As delegates cast their votes for Harris in the roll call on Tuesday evening, a tradition that involves extolling the virtues of their states with a peppy song in the background, several mentioned the historic nature of Harris’s nomination. As the roll call started, Porter wondered how lively it would be—after all, the delegates had conducted a virtual roll call vote weeks earlier. “But as it turns out, as the first state got started, just the momentum, the energy, the excitement, was building and building and building,” Porter said. That energy was maintained even to Washington, one of the last states to be called. “When they got to Washington, I was giddy again, jumping up and down.”
When California’s delegates, led by Governor Gavin Newsom, cast their vote for Harris, it was to the background of the song “Not Like Us” by Compton’s own Kendrick Lamar—a diss track against fellow rapper Drake. It was a subtle expression of confidence, a lip-curling dismissal of an opponent, the opposite of the anxious vibe that so recently dogged Democrats.
The night was capped with a speech by former First Lady Michelle Obama, who delivered remarks that could never have been given for Biden—beginning with the fact that they emphasized Harris’s background as a Black and Indian American woman, connecting the nominee with the experiences people of color across the country.

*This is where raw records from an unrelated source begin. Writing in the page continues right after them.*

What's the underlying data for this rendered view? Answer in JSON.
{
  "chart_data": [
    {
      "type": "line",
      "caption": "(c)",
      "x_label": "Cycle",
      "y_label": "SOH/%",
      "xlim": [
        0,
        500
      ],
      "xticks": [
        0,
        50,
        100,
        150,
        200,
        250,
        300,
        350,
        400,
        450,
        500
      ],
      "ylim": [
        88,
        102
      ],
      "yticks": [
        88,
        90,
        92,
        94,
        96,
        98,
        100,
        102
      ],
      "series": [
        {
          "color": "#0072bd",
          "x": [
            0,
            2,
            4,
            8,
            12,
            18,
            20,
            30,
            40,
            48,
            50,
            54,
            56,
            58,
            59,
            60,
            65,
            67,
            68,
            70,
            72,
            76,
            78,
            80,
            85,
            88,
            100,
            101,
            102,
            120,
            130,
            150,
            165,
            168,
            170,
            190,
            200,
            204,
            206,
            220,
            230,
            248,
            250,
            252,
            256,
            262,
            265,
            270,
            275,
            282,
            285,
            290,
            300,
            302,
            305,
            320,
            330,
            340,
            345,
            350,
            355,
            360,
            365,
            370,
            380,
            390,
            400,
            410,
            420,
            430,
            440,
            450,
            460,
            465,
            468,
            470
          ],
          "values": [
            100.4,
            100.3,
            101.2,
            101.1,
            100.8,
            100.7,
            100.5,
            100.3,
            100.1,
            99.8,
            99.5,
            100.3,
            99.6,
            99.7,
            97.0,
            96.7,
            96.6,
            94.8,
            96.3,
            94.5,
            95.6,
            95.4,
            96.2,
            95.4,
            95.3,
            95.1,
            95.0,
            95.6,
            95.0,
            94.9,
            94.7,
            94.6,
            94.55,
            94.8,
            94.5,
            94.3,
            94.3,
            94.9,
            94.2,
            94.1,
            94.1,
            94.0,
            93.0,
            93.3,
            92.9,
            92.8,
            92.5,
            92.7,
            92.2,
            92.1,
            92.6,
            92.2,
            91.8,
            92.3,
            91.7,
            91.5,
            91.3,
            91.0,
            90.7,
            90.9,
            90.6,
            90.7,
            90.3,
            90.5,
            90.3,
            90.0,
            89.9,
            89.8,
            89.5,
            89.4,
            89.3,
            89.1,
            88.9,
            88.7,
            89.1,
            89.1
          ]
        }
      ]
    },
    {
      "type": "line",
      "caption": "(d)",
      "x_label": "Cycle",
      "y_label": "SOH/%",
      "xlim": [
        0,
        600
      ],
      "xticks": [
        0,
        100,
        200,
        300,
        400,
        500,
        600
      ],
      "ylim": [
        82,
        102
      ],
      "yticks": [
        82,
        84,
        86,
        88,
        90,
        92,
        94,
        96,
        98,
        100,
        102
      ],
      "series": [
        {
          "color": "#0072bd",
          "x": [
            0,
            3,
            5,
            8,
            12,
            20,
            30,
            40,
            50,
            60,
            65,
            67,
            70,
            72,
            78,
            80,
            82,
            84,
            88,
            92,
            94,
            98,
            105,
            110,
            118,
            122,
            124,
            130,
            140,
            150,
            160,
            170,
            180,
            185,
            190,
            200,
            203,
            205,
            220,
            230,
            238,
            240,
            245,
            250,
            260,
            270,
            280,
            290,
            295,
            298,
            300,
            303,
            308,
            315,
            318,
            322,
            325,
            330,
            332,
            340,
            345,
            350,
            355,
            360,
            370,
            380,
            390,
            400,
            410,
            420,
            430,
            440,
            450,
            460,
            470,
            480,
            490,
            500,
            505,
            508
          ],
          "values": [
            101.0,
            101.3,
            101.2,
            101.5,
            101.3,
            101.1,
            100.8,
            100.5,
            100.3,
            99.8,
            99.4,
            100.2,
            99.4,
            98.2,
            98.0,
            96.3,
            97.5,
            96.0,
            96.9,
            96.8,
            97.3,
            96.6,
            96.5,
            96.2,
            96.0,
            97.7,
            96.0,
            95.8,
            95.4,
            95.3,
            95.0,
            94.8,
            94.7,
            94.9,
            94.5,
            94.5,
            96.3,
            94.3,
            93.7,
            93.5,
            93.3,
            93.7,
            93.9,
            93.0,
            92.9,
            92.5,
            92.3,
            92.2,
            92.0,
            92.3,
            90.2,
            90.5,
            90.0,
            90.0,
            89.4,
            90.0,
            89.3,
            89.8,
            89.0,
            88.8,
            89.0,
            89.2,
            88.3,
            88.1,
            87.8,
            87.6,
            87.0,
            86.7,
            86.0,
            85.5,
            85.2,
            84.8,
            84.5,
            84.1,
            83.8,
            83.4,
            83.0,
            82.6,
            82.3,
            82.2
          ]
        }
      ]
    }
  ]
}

“America, hope is making a comeback!” Obama said, harkening to her husband’s 2008 campaign slogan—another historic candidacy.
When former President Barack Obama—a Democratic convention mainstay since he delivered a barnburner oration of his own twenty years ago—then delivered his speech to conclude the night, it was a reminder of his career-making remarks as an Illinois state senator in 2004. But it also signaled that his iteration of the Democratic Party is now a historic one. The party belongs now to Harris, who does exist in the context of all that came before her—namely, Biden, and before him, Obama.
But in the conventions to come, who knows? It may belong to Moore, or the pink-clad delegates from Florida and the rainbow-wearing Porter, or Romman.
As Moore told me on Tuesday morning, somewhere in the bowels of the Chicago Hilton, the sentiment of Democrats could be reflected thusly: “This week is going to be a good week, because I think the American people are going see not just the contrast that we have, but why it’s so important to make sure that we elect Kamala Harris in November.”
If Harris wasn’t at the top of the ticket, that contrast made by Americans could have been very different.
* This post originally misidentified the date of Moore’s appearance at the convention.